In the actual docuмents of Vatican II we find the following:
‘… The humble and persevering investigator of the secrets of nature is being led, as it were, by the hand of God in spite of himself, for it is God, the conserver of all things, who made them what they are. We cannot but deplore certain attitudes (not unknown among Christians) deriving from a short-sighted view of the rightful autonomy of science; they have occasioned conflict and controversy and have misled many into opposing faith and science.’ --- Gaudium et spes, # 36.
The reference given to this passage was Fr Pio Paschini’s Life and Work of Galileo Galilei, a book on the Galileo case that had been subjected to ‘several hundred modifications’ after Fr Paschini died. Theology is the Queen of science and all others are under its dictates. There is no such thing as the rightful autonomy of science within the Catholic faith.

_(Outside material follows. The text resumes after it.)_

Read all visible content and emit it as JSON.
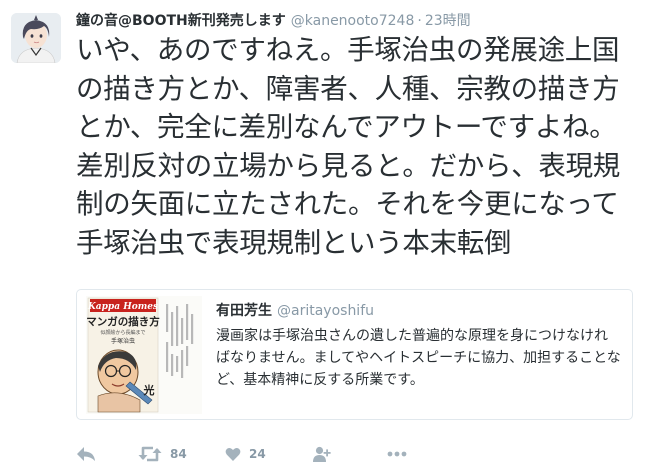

Few even noticed that a man convicted by the Church as suspected of heresy could be referenced in a council docuмent as being led by the hand of God, and that this council’s conclusion could be based on a book that was no better than a forgery.
In a departing speech to the parish priests and clergy of Rome by Pope Benedict XVI (Joseph Ratzinger) on the occasion of his resignation from the papacy in February of 2013, the retired pope said the following:
‘For me it is a particular gift of Providence that, before leaving the Petrine ministry, I can once more see my clergy, the clergy of Rome. It is always a great joy to see the living Church, to see how the Church in Rome is alive; there are shepherds here who guide the Lord’s flock in the spirit of the supreme Shepherd. It is a body of clergy that is truly Catholic, universal, in accordance with the essence of the Church of Rome… For today, given the conditions brought on by my age, I have not been able to prepare an extended discourse, as might have been expected; but rather what I have in mind are a few thoughts on the Second Vatican Council, as I saw it...

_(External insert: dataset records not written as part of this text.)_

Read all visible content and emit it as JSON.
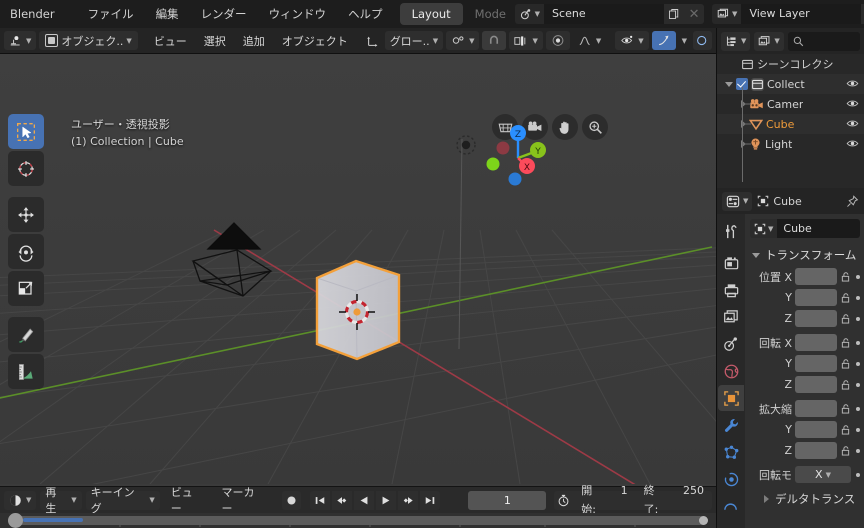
{
  "topbar": {
    "app_name": "Blender",
    "menus": [
      "ファイル",
      "編集",
      "レンダー",
      "ウィンドウ",
      "ヘルプ"
    ],
    "workspace_tabs": [
      {
        "label": "Layout",
        "active": true
      },
      {
        "label": "Modeling",
        "active": false
      }
    ],
    "scene": {
      "icon": "scene-icon",
      "value": "Scene",
      "new_icon": "duplicate-icon",
      "unlink_icon": "close-icon"
    },
    "view_layer": {
      "icon": "viewlayer-icon",
      "value": "View Layer",
      "new_icon": "duplicate-icon",
      "unlink_icon": "close-icon"
    }
  },
  "viewport_header": {
    "editor_type": "editor-type-icon",
    "mode": "オブジェク..",
    "menus": [
      "ビュー",
      "選択",
      "追加",
      "オブジェクト"
    ],
    "transform_orientation": "グロー..",
    "snap_icon": "magnet-icon",
    "proportional_icon": "proportional-icon",
    "visibility_icon": "eye-icon",
    "shading_icon": "shading-icon"
  },
  "viewport": {
    "overlay_line1": "ユーザー・透視投影",
    "overlay_line2": "(1) Collection | Cube",
    "tools": [
      {
        "name": "tweak-tool",
        "active": true
      },
      {
        "name": "cursor-tool",
        "active": false
      },
      {
        "name": "move-tool",
        "active": false
      },
      {
        "name": "rotate-tool",
        "active": false
      },
      {
        "name": "scale-tool",
        "active": false
      },
      {
        "name": "annotate-tool",
        "active": false
      },
      {
        "name": "measure-tool",
        "active": false
      }
    ],
    "nav_buttons": [
      "zoom-region-icon",
      "camera-view-icon",
      "pan-view-icon",
      "zoom-view-icon"
    ],
    "gizmo_axes": [
      {
        "label": "X",
        "color": "#fc4b5b"
      },
      {
        "label": "Y",
        "color": "#88c21b"
      },
      {
        "label": "Z",
        "color": "#2a8fff"
      }
    ],
    "objects": [
      "Camera",
      "Cube",
      "Light"
    ]
  },
  "timeline": {
    "editor_icon": "timeline-icon",
    "menus": [
      {
        "label": "再生",
        "dropdown": true
      },
      {
        "label": "キーイング",
        "dropdown": true
      },
      {
        "label": "ビュー",
        "dropdown": false
      },
      {
        "label": "マーカー",
        "dropdown": false
      }
    ],
    "record_icon": "record-icon",
    "playback": [
      "jump-start-icon",
      "prev-keyframe-icon",
      "play-reverse-icon",
      "play-icon",
      "next-keyframe-icon",
      "jump-end-icon"
    ],
    "current_frame": "1",
    "use_preview_icon": "stopwatch-icon",
    "start_label": "開始:",
    "start_value": "1",
    "end_label": "終了:",
    "end_value": "250"
  },
  "outliner": {
    "display_mode_icon": "outliner-icon",
    "filter_icon": "filter-icon",
    "search_icon": "search-icon",
    "search_placeholder": "",
    "rows": [
      {
        "label": "シーンコレクシ",
        "icon": "collection-icon",
        "indent": 16,
        "type": "scene-collection",
        "selected": false,
        "alt": false,
        "expander": false,
        "checkbox": false,
        "eye": false
      },
      {
        "label": "Collect",
        "icon": "collection-icon",
        "indent": 8,
        "type": "collection",
        "selected": false,
        "alt": true,
        "expander": "down",
        "checkbox": true,
        "eye": true
      },
      {
        "label": "Camer",
        "icon": "camera-icon",
        "indent": 24,
        "type": "object",
        "selected": false,
        "alt": false,
        "expander": "right",
        "checkbox": false,
        "eye": true
      },
      {
        "label": "Cube",
        "icon": "mesh-icon",
        "indent": 24,
        "type": "object",
        "selected": true,
        "alt": true,
        "expander": "right",
        "checkbox": false,
        "eye": true
      },
      {
        "label": "Light",
        "icon": "light-icon",
        "indent": 24,
        "type": "object",
        "selected": false,
        "alt": false,
        "expander": "right",
        "checkbox": false,
        "eye": true
      }
    ]
  },
  "properties": {
    "editor_icon": "properties-icon",
    "breadcrumb_icon": "object-icon",
    "breadcrumb": "Cube",
    "pin_icon": "pin-icon",
    "id_icon": "object-icon",
    "id_value": "Cube",
    "tabs": [
      {
        "name": "tool-tab",
        "active": false
      },
      {
        "name": "render-tab",
        "active": false
      },
      {
        "name": "output-tab",
        "active": false
      },
      {
        "name": "view-layer-tab",
        "active": false
      },
      {
        "name": "scene-tab",
        "active": false
      },
      {
        "name": "world-tab",
        "active": false
      },
      {
        "name": "object-tab",
        "active": true
      },
      {
        "name": "modifier-tab",
        "active": false
      },
      {
        "name": "particles-tab",
        "active": false
      },
      {
        "name": "physics-tab",
        "active": false
      },
      {
        "name": "constraint-tab",
        "active": false
      }
    ],
    "transform_section": "トランスフォーム",
    "rows": [
      {
        "label": "位置 X",
        "value": "",
        "lock": true,
        "anim": true
      },
      {
        "label": "Y",
        "value": "",
        "lock": true,
        "anim": true
      },
      {
        "label": "Z",
        "value": "",
        "lock": true,
        "anim": true
      },
      {
        "label": "回転 X",
        "value": "",
        "lock": true,
        "anim": true
      },
      {
        "label": "Y",
        "value": "",
        "lock": true,
        "anim": true
      },
      {
        "label": "Z",
        "value": "",
        "lock": true,
        "anim": true
      },
      {
        "label": "拡大縮",
        "value": "",
        "lock": true,
        "anim": true
      },
      {
        "label": "Y",
        "value": "",
        "lock": true,
        "anim": true
      },
      {
        "label": "Z",
        "value": "",
        "lock": true,
        "anim": true
      }
    ],
    "rotation_mode_label": "回転モ",
    "rotation_mode_value": "X",
    "delta_transform": "デルタトランス"
  },
  "colors": {
    "accent_blue": "#4772b3",
    "accent_orange": "#ee9b3a",
    "axis_x": "#fc4b5b",
    "axis_y": "#88c21b",
    "axis_z": "#2a8fff",
    "viewport_bg": "#3b3b3b"
  }
}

So the Cardinal [Frings] knew that he was on the right track and he invited me [Fr Joseph Ratzinger] to go with him to the Council, firstly as his personal advisor; and then, during the first session – I think it was in November 1962 – I was also named an official peritus of the Council. So off we went to the Council not just with joy but with enthusiasm. There was an incredible sense of expectation. We were hoping that all would be renewed, that there would truly be a new Pentecost, a new era of the Church, because the Church was still fairly robust at that time – Sunday Mass attendance was still good, vocations to the priesthood and to religious life were already slightly reduced, but still sufficient. However, there was a feeling that the Church was not moving forward, that it was declining, that it seemed more a thing of the past and not the herald of the future. And at that moment, we were hoping that this relation would be renewed, that it would change; that the Church might once again be a force for tomorrow and a force for today. And we knew that the relationship between the Church and the modern period, right from the outset, had been slightly fraught, beginning with the Church’s error in the case of Galileo Galilei; we were looking to correct this mistaken start and to rediscover the union between the Church and the best forces of the world, so as to open up humanity’s future, to open up true progress. Thus we were full of hope, full of enthusiasm, and also eager to play our own part in this process.’ --- L’Osservatore Romano, Feb 14, 2013, page 4, and Libreria Editrice Vaticana website.
And we all know what that 'marriage' between the Catholic Church and the modern world achieved. With no opposition to the ways of the world every Catholic country on earth sank into secularism. Christianity was no longer relevant to the people and was abandoned. Catechisms were abandoned, churches emptied, vocations disappeared, and Galileo's science became the new religion on earth (heliocentrism, Nebular evolution, long-ages, Big Bang beginnings etc.